3.30 pm: Various and reasonable absences gave me time to talk with students who I’d not ordinarily have either the occasion or responsibility to meet. And there was physical mail, which had been dormant in my pigeon hole all week, to deal with. When I began as an academic, in the days before email, my pigeon hole was choc-o-bloc with envelopes and pink committee minutes and agenda on a daily basis. Perhaps some things are better these days. 5.30 pm: Homeward.
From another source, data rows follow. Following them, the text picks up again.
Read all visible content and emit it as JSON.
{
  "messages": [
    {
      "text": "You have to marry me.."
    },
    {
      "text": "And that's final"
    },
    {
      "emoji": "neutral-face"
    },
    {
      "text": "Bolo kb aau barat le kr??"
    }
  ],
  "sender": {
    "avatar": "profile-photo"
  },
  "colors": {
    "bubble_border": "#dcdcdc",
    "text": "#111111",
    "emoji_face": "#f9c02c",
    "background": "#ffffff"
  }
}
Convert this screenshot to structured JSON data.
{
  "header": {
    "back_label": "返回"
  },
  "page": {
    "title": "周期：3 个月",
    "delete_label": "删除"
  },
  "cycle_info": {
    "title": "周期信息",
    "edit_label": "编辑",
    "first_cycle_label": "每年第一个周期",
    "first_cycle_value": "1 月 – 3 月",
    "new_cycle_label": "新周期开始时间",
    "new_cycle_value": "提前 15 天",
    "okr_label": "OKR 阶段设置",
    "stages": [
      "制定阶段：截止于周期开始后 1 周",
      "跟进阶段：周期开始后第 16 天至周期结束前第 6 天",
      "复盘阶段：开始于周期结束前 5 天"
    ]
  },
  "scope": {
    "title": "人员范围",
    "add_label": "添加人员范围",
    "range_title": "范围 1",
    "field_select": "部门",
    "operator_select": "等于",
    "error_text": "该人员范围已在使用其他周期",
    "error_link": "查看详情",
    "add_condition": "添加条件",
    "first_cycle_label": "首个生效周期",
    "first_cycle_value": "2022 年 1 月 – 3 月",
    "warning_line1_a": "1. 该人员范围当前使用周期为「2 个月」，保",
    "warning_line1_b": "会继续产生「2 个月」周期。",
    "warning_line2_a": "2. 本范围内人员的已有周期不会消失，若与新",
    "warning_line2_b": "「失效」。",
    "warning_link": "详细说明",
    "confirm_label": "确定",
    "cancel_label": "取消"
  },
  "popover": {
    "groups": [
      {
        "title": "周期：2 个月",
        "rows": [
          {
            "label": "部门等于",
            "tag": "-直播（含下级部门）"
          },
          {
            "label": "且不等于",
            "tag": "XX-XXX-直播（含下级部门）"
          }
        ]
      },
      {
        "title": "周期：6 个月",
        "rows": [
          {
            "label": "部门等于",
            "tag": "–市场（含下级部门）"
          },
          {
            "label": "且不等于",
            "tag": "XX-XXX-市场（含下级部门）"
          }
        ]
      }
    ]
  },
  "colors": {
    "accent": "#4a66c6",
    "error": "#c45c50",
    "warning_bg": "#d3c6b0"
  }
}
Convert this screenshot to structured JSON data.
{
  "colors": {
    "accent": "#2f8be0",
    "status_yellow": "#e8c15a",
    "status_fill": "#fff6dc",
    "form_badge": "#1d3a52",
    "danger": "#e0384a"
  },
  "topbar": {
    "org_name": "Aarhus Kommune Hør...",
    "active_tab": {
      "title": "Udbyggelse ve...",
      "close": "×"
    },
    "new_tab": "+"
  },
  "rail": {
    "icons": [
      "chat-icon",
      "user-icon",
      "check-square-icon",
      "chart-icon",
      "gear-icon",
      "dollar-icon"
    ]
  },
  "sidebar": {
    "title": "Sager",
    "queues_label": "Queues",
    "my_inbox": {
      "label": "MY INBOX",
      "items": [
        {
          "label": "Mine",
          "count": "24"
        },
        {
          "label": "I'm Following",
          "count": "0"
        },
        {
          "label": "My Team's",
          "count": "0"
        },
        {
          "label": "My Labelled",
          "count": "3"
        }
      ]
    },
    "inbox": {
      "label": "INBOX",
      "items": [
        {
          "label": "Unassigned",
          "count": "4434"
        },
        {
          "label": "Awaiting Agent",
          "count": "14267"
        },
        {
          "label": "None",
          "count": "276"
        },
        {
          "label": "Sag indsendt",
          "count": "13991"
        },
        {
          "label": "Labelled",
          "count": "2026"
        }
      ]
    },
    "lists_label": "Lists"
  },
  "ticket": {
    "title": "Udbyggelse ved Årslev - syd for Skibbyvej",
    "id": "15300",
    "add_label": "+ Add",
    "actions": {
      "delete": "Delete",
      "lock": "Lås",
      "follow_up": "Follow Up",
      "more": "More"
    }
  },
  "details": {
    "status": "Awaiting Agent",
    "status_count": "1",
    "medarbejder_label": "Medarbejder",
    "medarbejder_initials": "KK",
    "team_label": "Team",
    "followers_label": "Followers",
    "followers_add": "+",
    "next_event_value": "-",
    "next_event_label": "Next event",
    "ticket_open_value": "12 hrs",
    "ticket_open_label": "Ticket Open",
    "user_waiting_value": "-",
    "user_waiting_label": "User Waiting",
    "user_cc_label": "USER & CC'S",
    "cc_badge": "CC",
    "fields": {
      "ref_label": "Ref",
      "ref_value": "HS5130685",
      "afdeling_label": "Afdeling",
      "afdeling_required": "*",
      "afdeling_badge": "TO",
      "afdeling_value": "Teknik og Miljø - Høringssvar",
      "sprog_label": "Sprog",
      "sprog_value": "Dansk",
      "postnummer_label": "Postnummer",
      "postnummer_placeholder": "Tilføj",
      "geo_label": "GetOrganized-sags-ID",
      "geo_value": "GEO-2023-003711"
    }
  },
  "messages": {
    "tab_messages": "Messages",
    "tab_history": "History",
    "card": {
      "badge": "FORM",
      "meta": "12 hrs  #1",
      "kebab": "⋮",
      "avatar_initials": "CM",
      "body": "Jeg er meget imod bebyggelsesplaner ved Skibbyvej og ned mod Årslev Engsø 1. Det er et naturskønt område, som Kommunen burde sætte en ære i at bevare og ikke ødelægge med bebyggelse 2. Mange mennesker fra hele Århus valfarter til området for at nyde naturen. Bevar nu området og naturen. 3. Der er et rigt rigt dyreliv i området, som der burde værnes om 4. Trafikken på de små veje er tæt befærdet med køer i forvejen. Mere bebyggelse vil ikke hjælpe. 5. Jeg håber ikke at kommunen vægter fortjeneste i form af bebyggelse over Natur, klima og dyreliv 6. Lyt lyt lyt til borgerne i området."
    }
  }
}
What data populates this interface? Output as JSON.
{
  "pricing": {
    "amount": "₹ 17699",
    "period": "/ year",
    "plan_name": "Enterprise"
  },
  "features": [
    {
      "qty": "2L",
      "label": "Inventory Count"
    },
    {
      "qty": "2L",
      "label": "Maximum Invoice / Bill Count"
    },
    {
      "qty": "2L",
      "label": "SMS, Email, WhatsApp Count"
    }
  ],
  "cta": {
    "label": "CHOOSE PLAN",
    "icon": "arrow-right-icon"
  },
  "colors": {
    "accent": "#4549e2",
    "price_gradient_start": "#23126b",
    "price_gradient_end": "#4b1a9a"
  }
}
Some principles and observations derived from today’s engagements:

  • If I can be on time for the tutorial, why can’t you?
  • When you don’t know whether an image is fully resolved, leave it for a while and move on. Subsequent works may provide you with an answer.
  • I sometimes prattle-on for up to four minutes about an issue with the student’s work, for them to respond at the end only with ‘Yeah!’ (Sigh!)
  • Define the emotion that you wish to articulate as precisely as you’re able, and then amplify it.
  • As a painter, you should look to sculpture, cinema, photography, and theatre, too, for answers.
  • T: ‘Exercise and don’t eat too many pizzas. A way of life that’s good for the body is good for the mind is good for a sense of well-being is good for the work.’
  • T: ‘Do fewer things better. Over production necessarily impairs quality.’
  • T: ‘In art, the only rules are those that you discover for yourself.

6.45 pm: I attended another ‘pop up’ opening of an exhibition by Hannah Mann at the School, briefly, before heading to the Arts Centre’s cinema for a rare night out.